In article <11**********************@g14g2000cwa.googlegroups .com>,
CeyloR <w.*****@gmail.com> wrote:
++ndigit[c-'0'];
where c is the current character beeing read from the input (as
integer).
Am I right that the [c-'0'] stands for the convertion of the character
to it's integer value?
Not -exactly- but close.
c-'0' is certain to convert the character representation of
a digit into the numeric value represented... '0' to 0, '9' to 9
and so on.
The C language standards say almost nothing about internal
representation of characters: one of the very few things they
do promise is that the representation of the 10 digits will be
sequential and ascending starting from 0. The language standards
don't specify whether that sequence starts from 48 or from
176 or from 432493, just that they are in sequence.
The language standards do NOT make this promise for any other
characters -- the value of 'E' could be 19 less than the value of
'D' and the '$' character does not have to exist at all, for
example: only the digits are pinned down at all.
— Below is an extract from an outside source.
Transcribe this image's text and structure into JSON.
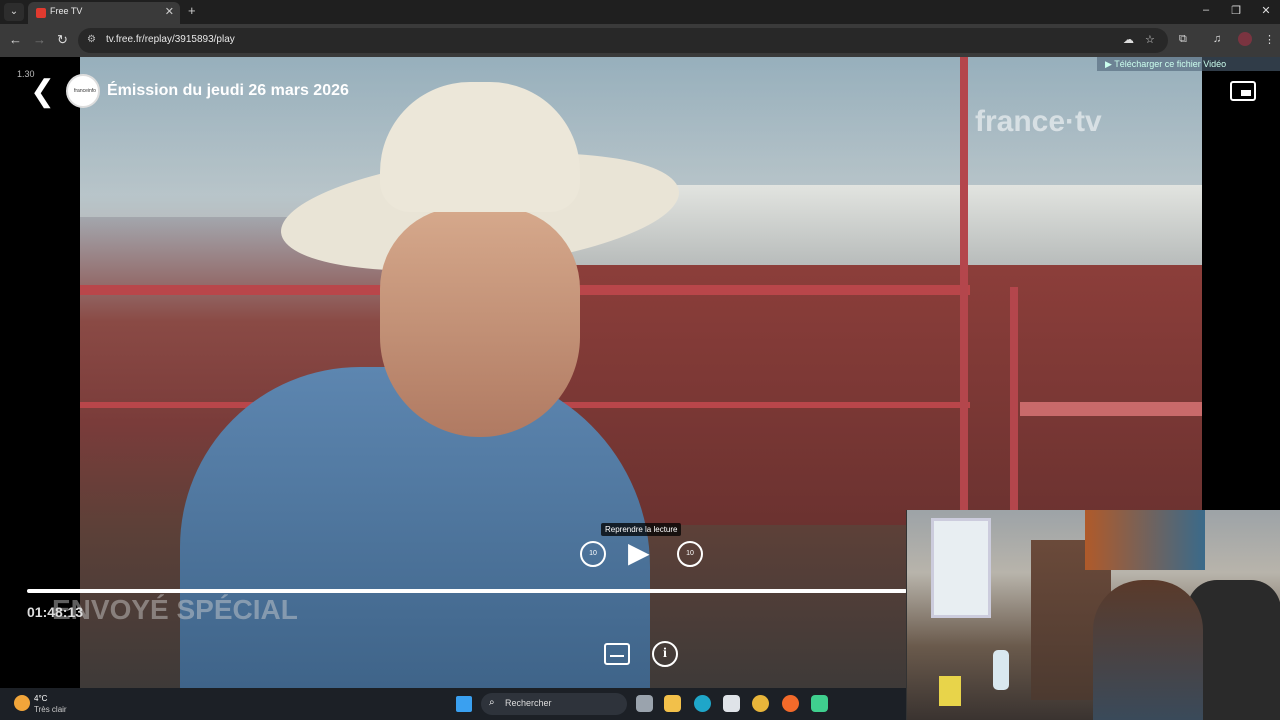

Anyhow, the [] don't have anything to do with the numeric
conversion process. The [] is the syntax for array indexing. c-'0'
produces an integral value, and ndigit[thevalue] indexes to
that location relative to the beginning of the ndigit array,
and then the ++ operator increments the value stored at that
location.
--
I was very young in those days, but I was also rather dim.
-- Christopher Priest